Elastin is the primary protein determinant of connective tissue elasticity and also plays a critical role in development of cardiovascular and respiratory systems [34, 35]. Therefore, these systems are often affected in cutis laxa patients. This is especially characteristic of the autosomal recessive form, however, inguinal hernias, emphysema, aortic aneurysmal disease and root dilatation has also been described in the autosomal dominant form of cutis laxa [8, 36, 37]. Some ELN mutations (as partial tandem duplication in the elastin locus) can lead to fatal pulmonary complications [38]. Translocations, gross deletions and point mutations that disrupt the elastin gene lead to supravalvular aortic stenosis (OMIM 185500) [39]. Our patients did not have serious failures of internal organs consistent with a typical form of ADCL. Patient described by Duz et al. [33] also had only skin findings without cardiovascular and pulmonary complications. It is likely that mutations resulting in an elongated protein lead to this clinical phenotype.

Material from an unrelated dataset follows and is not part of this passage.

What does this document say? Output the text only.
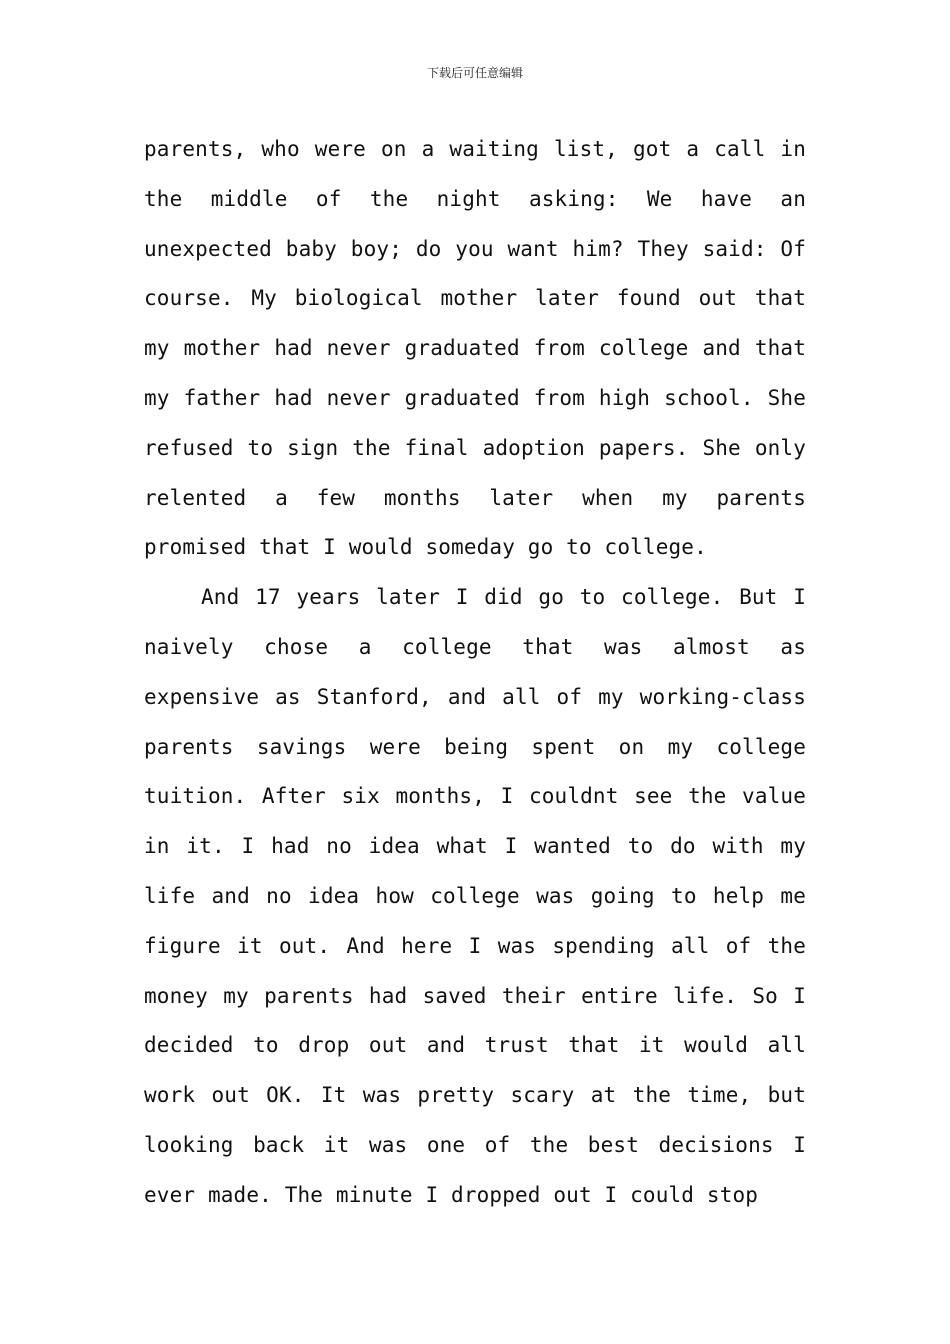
下载后可任意编辑

parents, who were on a waiting list, got a call in the middle of the night asking: We have an unexpected baby boy; do you want him? They said: Of course. My biological mother later found out that my mother had never graduated from college and that my father had never graduated from high school. She refused to sign the final adoption papers. She only relented a few months later when my parents promised that I would someday go to college.

And 17 years later I did go to college. But I naively chose a college that was almost as expensive as Stanford, and all of my working-class parents savings were being spent on my college tuition. After six months, I couldnt see the value in it. I had no idea what I wanted to do with my life and no idea how college was going to help me figure it out. And here I was spending all of the money my parents had saved their entire life. So I decided to drop out and trust that it would all work out OK. It was pretty scary at the time, but looking back it was one of the best decisions I ever made. The minute I dropped out I could stop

Little is known about molecular mechanisms of ADCL. Callewaert with colleagues concluded that this form of cutis laxa is associated with increased TGFβ signaling and mutation-specific differences in endoplasmic reticulum stress and apoptosis [6].

There is overlapping of clinical features of several syndromes, including progeria, congenital cutis laxa, wrinkly skin syndrome and gerodermia osteodysplastica. All these conditions are challenging for clinicians. Our case confirmed that molecular diagnosis is the only way to resolve these phenotypically similar conditions.